Condition two-- the trials are independent. Yeah, chances are if you ask somebody about their credit card balance and then you ask somebody else about their credit card balance, the response of the first person is going to have no effect on the response of the second. So I would say trials are independent here.
Case three is probability of outcomes does not change. So we're going to assume that 25% is the probability for all the trials here. And the variable of interest is the number of successes. So yeah, we would be counting how many people pay their bill in full. So out of 100, we would want to know how many pay their bill in full.
So it is a binomial distribution because those four outcomes were met. Now, can this binomial distribution be approximated with a normal distribution? So remember, we need to test n times p greater than or equal to 10 and n times q greater than or equal to 10. So we know that n is 100. p, the probability of success, is 0.25. And q, the probability of failure, is the complement, so 0.75.
So let's figure out what n times p is first. So n times p will be 100 times 0.25. And 100 times 0.25 is equal to 25. So 25 is greater than or equal to 10. Well, actually it's just greater than 10.
Now let's do n times q, so 100 times 0.75. That's going to equal 75, which is greater than 10. So both conditions were met.
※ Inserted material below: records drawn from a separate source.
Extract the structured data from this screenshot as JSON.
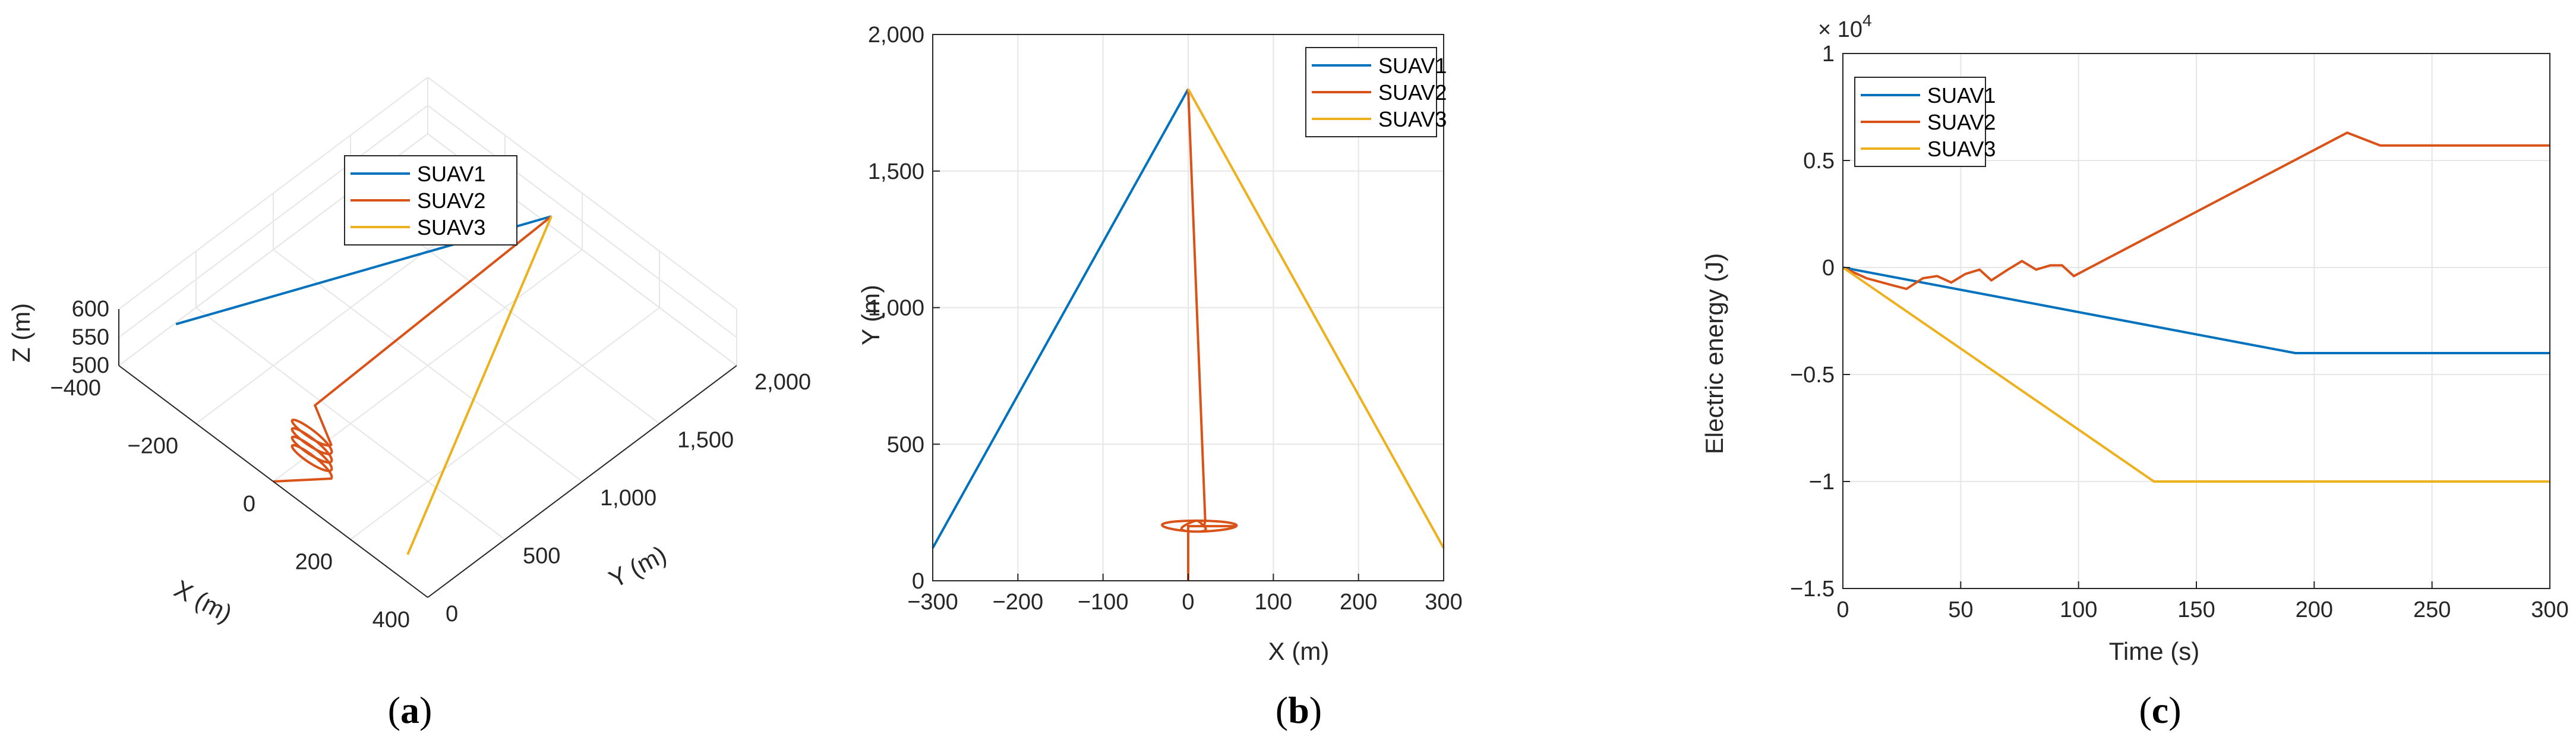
{
  "colors": {
    "suav1": "#0072BD",
    "suav2": "#D95319",
    "suav3": "#EDB120",
    "grid": "#e6e6e6",
    "axis": "#262626"
  },
  "panel_labels": [
    "a",
    "b",
    "c"
  ],
  "chart_data": [
    {
      "type": "line",
      "panel": "a",
      "view": "3d",
      "xlabel": "X (m)",
      "ylabel": "Y (m)",
      "zlabel": "Z (m)",
      "xlim": [
        -400,
        400
      ],
      "ylim": [
        0,
        2000
      ],
      "zlim": [
        500,
        600
      ],
      "xticks": [
        "−400",
        "−200",
        "0",
        "200",
        "400"
      ],
      "yticks": [
        "0",
        "500",
        "1,000",
        "1,500",
        "2,000"
      ],
      "zticks": [
        "500",
        "550",
        "600"
      ],
      "legend": {
        "position": "top",
        "entries": [
          "SUAV1",
          "SUAV2",
          "SUAV3"
        ]
      },
      "series": [
        {
          "name": "SUAV1",
          "x": [
            -300,
            0
          ],
          "y": [
            120,
            1800
          ],
          "z": [
            600,
            600
          ]
        },
        {
          "name": "SUAV2",
          "x": [
            0,
            0,
            20,
            0
          ],
          "y": [
            0,
            200,
            220,
            1800
          ],
          "z": [
            500,
            500,
            600,
            600
          ],
          "orbit": {
            "cx": 20,
            "cy": 200,
            "r": 50,
            "loops": 4
          }
        },
        {
          "name": "SUAV3",
          "x": [
            300,
            0
          ],
          "y": [
            120,
            1800
          ],
          "z": [
            500,
            600
          ]
        }
      ]
    },
    {
      "type": "line",
      "panel": "b",
      "xlabel": "X (m)",
      "ylabel": "Y (m)",
      "xlim": [
        -300,
        300
      ],
      "ylim": [
        0,
        2000
      ],
      "xticks": [
        "−300",
        "−200",
        "−100",
        "0",
        "100",
        "200",
        "300"
      ],
      "yticks": [
        "0",
        "500",
        "1,000",
        "1,500",
        "2,000"
      ],
      "grid": true,
      "legend": {
        "position": "top-right",
        "entries": [
          "SUAV1",
          "SUAV2",
          "SUAV3"
        ]
      },
      "series": [
        {
          "name": "SUAV1",
          "x": [
            -300,
            0
          ],
          "y": [
            120,
            1800
          ]
        },
        {
          "name": "SUAV2",
          "x": [
            0,
            0,
            20,
            0
          ],
          "y": [
            0,
            200,
            220,
            1800
          ],
          "orbit": {
            "cx": 20,
            "cy": 200,
            "rx": 50,
            "ry": 20,
            "loops": 3
          }
        },
        {
          "name": "SUAV3",
          "x": [
            300,
            0
          ],
          "y": [
            120,
            1800
          ]
        }
      ]
    },
    {
      "type": "line",
      "panel": "c",
      "xlabel": "Time (s)",
      "ylabel": "Electric energy (J)",
      "xlim": [
        0,
        300
      ],
      "ylim": [
        -1.5,
        1
      ],
      "exponent_label": "× 10",
      "exponent_power": "4",
      "xticks": [
        "0",
        "50",
        "100",
        "150",
        "200",
        "250",
        "300"
      ],
      "yticks": [
        "−1.5",
        "−1",
        "−0.5",
        "0",
        "0.5",
        "1"
      ],
      "grid": true,
      "legend": {
        "position": "top-left",
        "entries": [
          "SUAV1",
          "SUAV2",
          "SUAV3"
        ]
      },
      "series": [
        {
          "name": "SUAV1",
          "x": [
            0,
            192,
            300
          ],
          "y": [
            0,
            -0.4,
            -0.4
          ]
        },
        {
          "name": "SUAV2",
          "x": [
            0,
            10,
            20,
            27,
            34,
            40,
            46,
            52,
            58,
            63,
            70,
            76,
            82,
            88,
            93,
            98,
            214,
            228,
            300
          ],
          "y": [
            0,
            -0.05,
            -0.08,
            -0.1,
            -0.05,
            -0.04,
            -0.07,
            -0.03,
            -0.01,
            -0.06,
            -0.01,
            0.03,
            -0.01,
            0.01,
            0.01,
            -0.04,
            0.63,
            0.57,
            0.57
          ]
        },
        {
          "name": "SUAV3",
          "x": [
            0,
            132,
            300
          ],
          "y": [
            0,
            -1.0,
            -1.0
          ]
        }
      ]
    }
  ]
}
So the answer to that question is yes. We can model this binomial distribution with the normal distribution because n times p and n times q are both greater than or equal to 10.
So if so, what are some features of this normal distribution? So the features we're talking about here are the mean and the standard deviation. So the mean, we know, is n times p. So if we take 100 times 0.25, which we already did up here, but that means the mean would be 25 people.
We would expect out of the 100 trials, 100 people we ask, 25 will pay their credit card in full. That number should make sense. If 25% of 100 people pay their credit card bill in full, 25 of those people will be those ones that pay their bill in full.
All right, let's also do the standard deviation. So the standard deviation is going to be the square root of n times p times q, so 100 times 0.25 times 0.75. Let's go to the calculator to do this. I'll multiply the numbers first, so 100 times 0.25 times 0.75. That gives me 18.75.
And then I need to do the square root of that number. So the square root ends up being about 4.33. So standard deviation is approximately equal to 4.33.
So now, if we were to make a picture of this distribution, I'm going to draw my normal distribution. This is going to represent x. x is the number of people that pay their bill in full.
And we'll mark off a couple of the important landmarks of a normal distribution. So this then will be 29.33, one standard deviation above the mean. Now, we'll go ahead and add one more standard deviation there. And that'll give me 33.66.
So now to get one standard deviation below the mean, let's do 25 minus 4.33. And that's 20.67. And then we'll subtract another standard deviation, and get 16.34.
So now a couple of things now that this helps us determine about people paying their credit card bill is according to the 68-95-99.7 rule, we know that 68% of the time that we sample 100 people, we're going to get between 20.67 and 29.33 people that pay their credit card bill in full each month. Again, if we sampled 100 people, 95% of the time, we're going to get between 16.34 and 33.66 people that pay their credit card bill in full. So there's a lot of different information we can get by using this normal distribution.
So that has been the tutorial on the normal distribution approximation of the binomial distribution Thanks for watching.
Terms to Know
Normal Distribution Approximation of the Binomial Distribution
If a random variable has a binomial distribution, the number of trials is sufficiently large, and the probability of success is not too close to 0 or 1, the variable's distribution can be approximately modeled using a normal distribution.